Çevrim içi mobbing, dijital iletişim medyası aracılığı, hedef alınan kişi ya da kişilere kalıcı zarar vermek amacıyla kasıtlı, sistematik ve genellikle süreğen olarak tahkir etme, karalama, küçümseme, alay etme, utandırma, ayrım gözetme, etiketleme, tehdit etme gibi agresif siber eylemler olarak tanımlanabilir. Sıklıkla çevrim içi bağlantılar yolu ile bilgisayar, cep telefonu ve özellikle akıllı telefonlar üzerinden gerçekleşen siber mobbing sürecinde kişisel verilerin, ses ve görüntü kayıtlarının yayımlanmasından nefret dolu yorumlara uzanan çevrim içi paylaşımlar yolu ile rencide edilmek istenen kişi ya da kişiler incitici, saldırgan bir dile maruz kalırken, sosyal itibarı provokasyonlara karşı kırılgan bir hale gelir.

Yüz yüze iletişimin dijital medyaya doğru hızla genişlediği çağımızda giderek daha fazla insan çevrim içi mobbinge maruz kalırken, henüz gelişmekte olan ulusal ve uluslararası alan yazın da kavramı ve barındırdığı sorunsalı açıklamaya yönelik çalışmalar ile dikkat çekmektedir. Hali hazırda yüz yüze kurulan bir iş ilişkisinde yaşanmakta olan (çevrim dışı) mobbing sürecine eşlik eden yeni bir ara yüz olarak meseleyi ele alan çalışmalarda çevrim içi mobbing; sürecin ikincil katmanı olarak tanımlanırken, daha sınırlı sayıda çalışma ise yalnızca çevrim içi yaşanan mobbing sürecine dair bir çerçeve çizmektedir.

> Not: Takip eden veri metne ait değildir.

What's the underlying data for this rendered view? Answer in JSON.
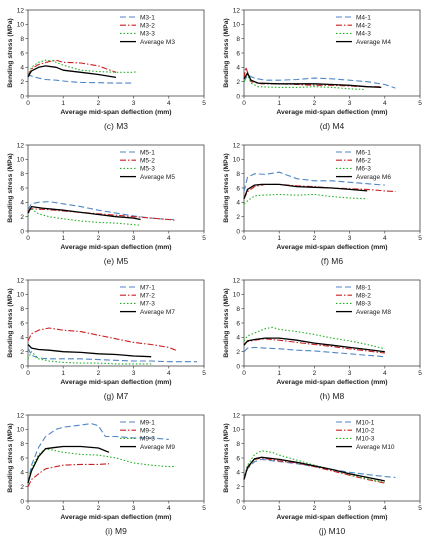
{
  "style": {
    "series_colors": [
      "#4f86c6",
      "#cc2020",
      "#20b020",
      "#000000"
    ],
    "series_dash": [
      "6,3",
      "6,2,1.5,2",
      "1.5,2",
      ""
    ],
    "axis_color": "#444444",
    "caption_color": "#222222"
  },
  "chart_data": [
    {
      "type": "line",
      "caption": "(c) M3",
      "xlabel": "Average mid-span deflection (mm)",
      "ylabel": "Bending stress (MPa)",
      "xlim": [
        0,
        5
      ],
      "ylim": [
        0,
        12
      ],
      "xticks": [
        0,
        1,
        2,
        3,
        4,
        5
      ],
      "yticks": [
        0,
        2,
        4,
        6,
        8,
        10,
        12
      ],
      "legend": "top-right",
      "grid": false,
      "series": [
        {
          "name": "M3-1",
          "x": [
            0,
            0.05,
            0.15,
            0.3,
            0.5,
            0.8,
            1.0,
            1.2,
            1.5,
            2.0,
            2.5,
            3.0
          ],
          "y": [
            2.6,
            2.9,
            2.7,
            2.5,
            2.3,
            2.2,
            2.1,
            2.0,
            1.9,
            1.85,
            1.8,
            1.8
          ]
        },
        {
          "name": "M3-2",
          "x": [
            0,
            0.1,
            0.3,
            0.6,
            0.8,
            1.0,
            1.5,
            2.0,
            2.5
          ],
          "y": [
            2.8,
            3.8,
            4.4,
            4.8,
            5.0,
            4.7,
            4.6,
            4.2,
            3.3
          ]
        },
        {
          "name": "M3-3",
          "x": [
            0,
            0.1,
            0.3,
            0.5,
            0.7,
            1.0,
            1.5,
            2.0,
            2.5,
            3.0,
            3.1
          ],
          "y": [
            2.8,
            4.0,
            4.7,
            5.0,
            4.9,
            4.3,
            3.6,
            3.4,
            3.3,
            3.3,
            3.4
          ]
        },
        {
          "name": "Average M3",
          "x": [
            0,
            0.1,
            0.3,
            0.5,
            0.8,
            1.0,
            1.5,
            2.0,
            2.5
          ],
          "y": [
            2.7,
            3.5,
            4.0,
            4.2,
            4.0,
            3.6,
            3.3,
            3.0,
            2.6
          ]
        }
      ]
    },
    {
      "type": "line",
      "caption": "(d) M4",
      "xlabel": "Average mid-span deflection (mm)",
      "ylabel": "Bending stress (MPa)",
      "xlim": [
        0,
        5
      ],
      "ylim": [
        0,
        12
      ],
      "xticks": [
        0,
        1,
        2,
        3,
        4,
        5
      ],
      "yticks": [
        0,
        2,
        4,
        6,
        8,
        10,
        12
      ],
      "legend": "top-right",
      "grid": false,
      "series": [
        {
          "name": "M4-1",
          "x": [
            0,
            0.1,
            0.3,
            0.6,
            1.0,
            1.5,
            2.0,
            2.5,
            3.0,
            3.5,
            4.0,
            4.3
          ],
          "y": [
            2.0,
            2.9,
            2.5,
            2.2,
            2.2,
            2.3,
            2.5,
            2.4,
            2.2,
            2.0,
            1.6,
            1.1
          ]
        },
        {
          "name": "M4-2",
          "x": [
            0,
            0.05,
            0.2,
            0.5,
            1.0,
            1.5,
            2.0,
            2.5,
            3.0,
            3.5,
            3.9
          ],
          "y": [
            2.5,
            4.0,
            2.0,
            1.7,
            1.7,
            1.6,
            1.5,
            1.5,
            1.4,
            1.3,
            1.3
          ]
        },
        {
          "name": "M4-3",
          "x": [
            0,
            0.1,
            0.2,
            0.4,
            1.0,
            1.5,
            2.0,
            2.5,
            3.0,
            3.4
          ],
          "y": [
            2.0,
            3.0,
            1.8,
            1.3,
            1.2,
            1.2,
            1.3,
            1.2,
            1.0,
            0.9
          ]
        },
        {
          "name": "Average M4",
          "x": [
            0,
            0.1,
            0.2,
            0.4,
            1.0,
            1.5,
            2.0,
            2.5,
            3.0,
            3.5,
            3.9
          ],
          "y": [
            2.4,
            3.2,
            2.2,
            1.8,
            1.7,
            1.7,
            1.7,
            1.6,
            1.5,
            1.3,
            1.2
          ]
        }
      ]
    },
    {
      "type": "line",
      "caption": "(e) M5",
      "xlabel": "Average mid-span deflection (mm)",
      "ylabel": "Bending stress (MPa)",
      "xlim": [
        0,
        5
      ],
      "ylim": [
        0,
        12
      ],
      "xticks": [
        0,
        1,
        2,
        3,
        4,
        5
      ],
      "yticks": [
        0,
        2,
        4,
        6,
        8,
        10,
        12
      ],
      "legend": "top-right",
      "grid": false,
      "series": [
        {
          "name": "M5-1",
          "x": [
            0,
            0.1,
            0.3,
            0.6,
            1.0,
            1.5,
            2.0,
            2.5,
            3.0,
            3.5,
            4.0,
            4.2
          ],
          "y": [
            3.0,
            3.8,
            4.0,
            4.1,
            3.8,
            3.4,
            2.9,
            2.5,
            2.1,
            1.8,
            1.6,
            1.6
          ]
        },
        {
          "name": "M5-2",
          "x": [
            0,
            0.1,
            0.5,
            1.0,
            1.5,
            2.0,
            2.5,
            3.0,
            3.5,
            4.0,
            4.2
          ],
          "y": [
            2.8,
            3.1,
            3.0,
            2.8,
            2.6,
            2.4,
            2.2,
            2.0,
            1.8,
            1.6,
            1.5
          ]
        },
        {
          "name": "M5-3",
          "x": [
            0,
            0.05,
            0.3,
            0.6,
            1.0,
            1.5,
            2.0,
            2.5,
            3.0,
            3.2
          ],
          "y": [
            2.0,
            3.2,
            2.4,
            2.0,
            1.7,
            1.4,
            1.2,
            1.1,
            0.9,
            0.8
          ]
        },
        {
          "name": "Average M5",
          "x": [
            0,
            0.1,
            0.4,
            1.0,
            1.5,
            2.0,
            2.5,
            3.0,
            3.2
          ],
          "y": [
            2.5,
            3.4,
            3.2,
            2.9,
            2.6,
            2.3,
            2.0,
            1.8,
            1.6
          ]
        }
      ]
    },
    {
      "type": "line",
      "caption": "(f) M6",
      "xlabel": "Average mid-span deflection (mm)",
      "ylabel": "Bending stress (MPa)",
      "xlim": [
        0,
        5
      ],
      "ylim": [
        0,
        12
      ],
      "xticks": [
        0,
        1,
        2,
        3,
        4,
        5
      ],
      "yticks": [
        0,
        2,
        4,
        6,
        8,
        10,
        12
      ],
      "legend": "top-right",
      "grid": false,
      "series": [
        {
          "name": "M6-1",
          "x": [
            0,
            0.1,
            0.3,
            0.6,
            1.0,
            1.5,
            2.0,
            2.5,
            3.0,
            3.5,
            4.0
          ],
          "y": [
            5.5,
            7.5,
            8.0,
            7.9,
            8.2,
            7.3,
            7.0,
            7.0,
            6.8,
            6.6,
            6.4
          ]
        },
        {
          "name": "M6-2",
          "x": [
            0,
            0.1,
            0.3,
            0.6,
            1.0,
            1.5,
            2.0,
            2.5,
            3.0,
            3.5,
            4.0,
            4.3
          ],
          "y": [
            4.5,
            5.5,
            6.2,
            6.5,
            6.5,
            6.3,
            6.2,
            6.0,
            5.9,
            5.8,
            5.6,
            5.5
          ]
        },
        {
          "name": "M6-3",
          "x": [
            0,
            0.1,
            0.3,
            0.5,
            1.0,
            1.5,
            2.0,
            2.5,
            3.0,
            3.5
          ],
          "y": [
            3.8,
            4.2,
            4.9,
            5.0,
            5.1,
            5.0,
            5.1,
            4.8,
            4.6,
            4.5
          ]
        },
        {
          "name": "Average M6",
          "x": [
            0,
            0.1,
            0.3,
            0.5,
            1.0,
            1.5,
            2.0,
            2.5,
            3.0,
            3.5
          ],
          "y": [
            4.5,
            5.8,
            6.4,
            6.5,
            6.5,
            6.2,
            6.1,
            6.0,
            5.8,
            5.6
          ]
        }
      ]
    },
    {
      "type": "line",
      "caption": "(g) M7",
      "xlabel": "Average mid-span deflection (mm)",
      "ylabel": "Bending stress (MPa)",
      "xlim": [
        0,
        5
      ],
      "ylim": [
        0,
        12
      ],
      "xticks": [
        0,
        1,
        2,
        3,
        4,
        5
      ],
      "yticks": [
        0,
        2,
        4,
        6,
        8,
        10,
        12
      ],
      "legend": "top-right",
      "grid": false,
      "series": [
        {
          "name": "M7-1",
          "x": [
            0,
            0.1,
            0.3,
            0.6,
            1.0,
            1.5,
            2.0,
            2.5,
            3.0,
            3.5,
            4.0,
            4.5,
            4.8
          ],
          "y": [
            2.5,
            1.5,
            1.1,
            1.0,
            1.0,
            1.0,
            0.9,
            0.8,
            0.7,
            0.7,
            0.6,
            0.6,
            0.6
          ]
        },
        {
          "name": "M7-2",
          "x": [
            0,
            0.1,
            0.3,
            0.6,
            1.0,
            1.5,
            2.0,
            2.5,
            3.0,
            3.5,
            4.0,
            4.2
          ],
          "y": [
            3.5,
            4.5,
            5.0,
            5.3,
            5.0,
            4.8,
            4.3,
            3.8,
            3.3,
            3.0,
            2.6,
            2.2
          ]
        },
        {
          "name": "M7-3",
          "x": [
            0,
            0.1,
            0.3,
            0.6,
            1.0,
            1.5,
            2.0,
            2.5,
            3.0,
            3.5
          ],
          "y": [
            1.0,
            2.0,
            1.0,
            0.7,
            0.5,
            0.4,
            0.4,
            0.3,
            0.3,
            0.3
          ]
        },
        {
          "name": "Average M7",
          "x": [
            0,
            0.1,
            0.3,
            0.6,
            1.0,
            1.5,
            2.0,
            2.5,
            3.0,
            3.5
          ],
          "y": [
            3.0,
            2.5,
            2.3,
            2.2,
            2.0,
            1.9,
            1.7,
            1.6,
            1.4,
            1.3
          ]
        }
      ]
    },
    {
      "type": "line",
      "caption": "(h) M8",
      "xlabel": "Average mid-span deflection (mm)",
      "ylabel": "Bending stress (MPa)",
      "xlim": [
        0,
        5
      ],
      "ylim": [
        0,
        12
      ],
      "xticks": [
        0,
        1,
        2,
        3,
        4,
        5
      ],
      "yticks": [
        0,
        2,
        4,
        6,
        8,
        10,
        12
      ],
      "legend": "top-right",
      "grid": false,
      "series": [
        {
          "name": "M8-1",
          "x": [
            0,
            0.1,
            0.3,
            0.6,
            1.0,
            1.5,
            2.0,
            2.5,
            3.0,
            3.5,
            4.0
          ],
          "y": [
            2.0,
            2.5,
            2.6,
            2.5,
            2.4,
            2.2,
            2.1,
            1.9,
            1.7,
            1.5,
            1.3
          ]
        },
        {
          "name": "M8-2",
          "x": [
            0,
            0.1,
            0.3,
            0.6,
            1.0,
            1.5,
            2.0,
            2.5,
            3.0,
            3.5,
            4.0
          ],
          "y": [
            3.0,
            3.4,
            3.6,
            3.8,
            3.6,
            3.3,
            3.0,
            2.7,
            2.4,
            2.1,
            1.8
          ]
        },
        {
          "name": "M8-3",
          "x": [
            0,
            0.1,
            0.3,
            0.6,
            0.8,
            1.0,
            1.5,
            2.0,
            2.5,
            3.0,
            3.5,
            4.0
          ],
          "y": [
            3.5,
            4.2,
            4.6,
            5.2,
            5.4,
            5.1,
            4.8,
            4.4,
            3.9,
            3.5,
            3.0,
            2.4
          ]
        },
        {
          "name": "Average M8",
          "x": [
            0,
            0.1,
            0.3,
            0.6,
            1.0,
            1.5,
            2.0,
            2.5,
            3.0,
            3.5,
            4.0
          ],
          "y": [
            2.9,
            3.5,
            3.7,
            3.9,
            3.9,
            3.6,
            3.2,
            2.9,
            2.6,
            2.3,
            2.0
          ]
        }
      ]
    },
    {
      "type": "line",
      "caption": "(i) M9",
      "xlabel": "Average mid-span deflection (mm)",
      "ylabel": "Bending stress (MPa)",
      "xlim": [
        0,
        5
      ],
      "ylim": [
        0,
        12
      ],
      "xticks": [
        0,
        1,
        2,
        3,
        4,
        5
      ],
      "yticks": [
        0,
        2,
        4,
        6,
        8,
        10,
        12
      ],
      "legend": "top-right",
      "grid": false,
      "series": [
        {
          "name": "M9-1",
          "x": [
            0,
            0.1,
            0.3,
            0.5,
            0.8,
            1.0,
            1.5,
            1.8,
            2.0,
            2.2,
            2.5,
            3.0,
            3.5,
            4.0
          ],
          "y": [
            2.5,
            5.0,
            7.5,
            9.0,
            10.0,
            10.3,
            10.6,
            10.8,
            10.5,
            9.0,
            9.0,
            8.8,
            8.8,
            8.6
          ]
        },
        {
          "name": "M9-2",
          "x": [
            0,
            0.1,
            0.3,
            0.5,
            0.8,
            1.0,
            1.5,
            2.0,
            2.3
          ],
          "y": [
            2.0,
            3.0,
            3.8,
            4.5,
            4.8,
            5.0,
            5.1,
            5.1,
            5.2
          ]
        },
        {
          "name": "M9-3",
          "x": [
            0,
            0.1,
            0.3,
            0.5,
            0.8,
            1.0,
            1.5,
            2.0,
            2.5,
            3.0,
            3.5,
            4.0,
            4.2
          ],
          "y": [
            2.5,
            4.5,
            6.5,
            7.3,
            7.0,
            6.8,
            6.5,
            6.4,
            6.0,
            5.3,
            5.0,
            4.8,
            4.8
          ]
        },
        {
          "name": "Average M9",
          "x": [
            0,
            0.1,
            0.3,
            0.5,
            0.8,
            1.0,
            1.5,
            2.0,
            2.3
          ],
          "y": [
            2.5,
            4.2,
            6.2,
            7.3,
            7.5,
            7.6,
            7.6,
            7.4,
            6.8
          ]
        }
      ]
    },
    {
      "type": "line",
      "caption": "(j) M10",
      "xlabel": "Average mid-span deflection (mm)",
      "ylabel": "Bending stress (MPa)",
      "xlim": [
        0,
        5
      ],
      "ylim": [
        0,
        12
      ],
      "xticks": [
        0,
        1,
        2,
        3,
        4,
        5
      ],
      "yticks": [
        0,
        2,
        4,
        6,
        8,
        10,
        12
      ],
      "legend": "top-right",
      "grid": false,
      "series": [
        {
          "name": "M10-1",
          "x": [
            0,
            0.1,
            0.3,
            0.5,
            1.0,
            1.5,
            2.0,
            2.5,
            3.0,
            3.5,
            4.0,
            4.3
          ],
          "y": [
            3.0,
            4.5,
            5.5,
            5.8,
            5.5,
            5.2,
            4.8,
            4.4,
            4.0,
            3.7,
            3.4,
            3.3
          ]
        },
        {
          "name": "M10-2",
          "x": [
            0,
            0.1,
            0.3,
            0.5,
            1.0,
            1.5,
            2.0,
            2.5,
            3.0,
            3.5,
            4.0
          ],
          "y": [
            3.0,
            4.6,
            5.8,
            6.0,
            5.6,
            5.3,
            4.8,
            4.2,
            3.6,
            3.0,
            2.5
          ]
        },
        {
          "name": "M10-3",
          "x": [
            0,
            0.1,
            0.3,
            0.5,
            0.8,
            1.0,
            1.5,
            2.0,
            2.5,
            3.0,
            3.5,
            4.0
          ],
          "y": [
            3.2,
            5.0,
            6.5,
            7.0,
            6.8,
            6.4,
            5.7,
            5.0,
            4.4,
            3.7,
            3.1,
            2.6
          ]
        },
        {
          "name": "Average M10",
          "x": [
            0,
            0.1,
            0.3,
            0.5,
            1.0,
            1.5,
            2.0,
            2.5,
            3.0,
            3.5,
            4.0
          ],
          "y": [
            3.0,
            4.7,
            5.9,
            6.1,
            5.8,
            5.4,
            4.9,
            4.4,
            3.8,
            3.3,
            2.8
          ]
        }
      ]
    }
  ]
}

Çevrim içi mobbing, çevrim dışı mobbing sürecinde olduğu gibi anlık anlaşmazlık, çatışma ya da fikir ayrılığı ile karıştırılmamasında yarar bulunan bir olgudur. Burada tekrarlanan, kalıcı bir aşağılama kastı söz konusudur. Öyle ki burada zorba süreci kişinin şifresini çalarak kimlik hırsızlığına kadar vardırabilir ya da sahte bir içerik oluşturarak kendisini mağdurun profili gibi lanse etmeye çalışarak hakkında illegal paylaşımlarda dahi bulunabilir.

Nasıl Yaşanır?

Çevrim içi mobbing sürecinde siber saldırılar başkaları tarafından görülebilir ve erişilebilir olabileceği gibi yalnızca mağdurla birebir kurulan iletişim içerisinde de oluşabilir. Bu saldırılar mağduru paylaşım ağlarından ayrı tutarak ve ardıl olarak gerçekleşebileceği gibi eş anlı ve mağduru dahil ederek de gerçekleştirilebilir. Bu yöntemlerin iç içe geçmesi de söz konusu olabilir.

Paylaşımlara konu ses, görüntü kayıtlarının, mağdur hakkında oluşturulmak istenen algıya hizmet edecek şekilde kısmen gerçeği yansıtacak şekilde manipülasyona açık hale getirilmesi de çevrim içi mobbing sürecinin stratejik bir unsuru olabilmektedir. Mesajlaşmanın, ses ya da görüntü kaydının tamamının paylaşılmadığı bu gibi durumlarda paylaşıma konu olan kısım üzerinden mağdurun etiketlenip, ötekileştirilmesi amaçlanır. Mağdurun işyerindeki mesajlaşma uygulamalarından, e-posta gruplarından ve çeşitli iletişim kanallarından çıkarılması, aktif iletişim kanallarından ayrı tutulması çevrim içi mobbing uygulayan kişi ya da kişilerin amacına hizmet eder. Böylelikle mağdur hakkında kapalı devre iletişim ağı üzerinden hakkında manipülasyonda bulunabileceği yeni iletişim ağlarına erişilmiş olur.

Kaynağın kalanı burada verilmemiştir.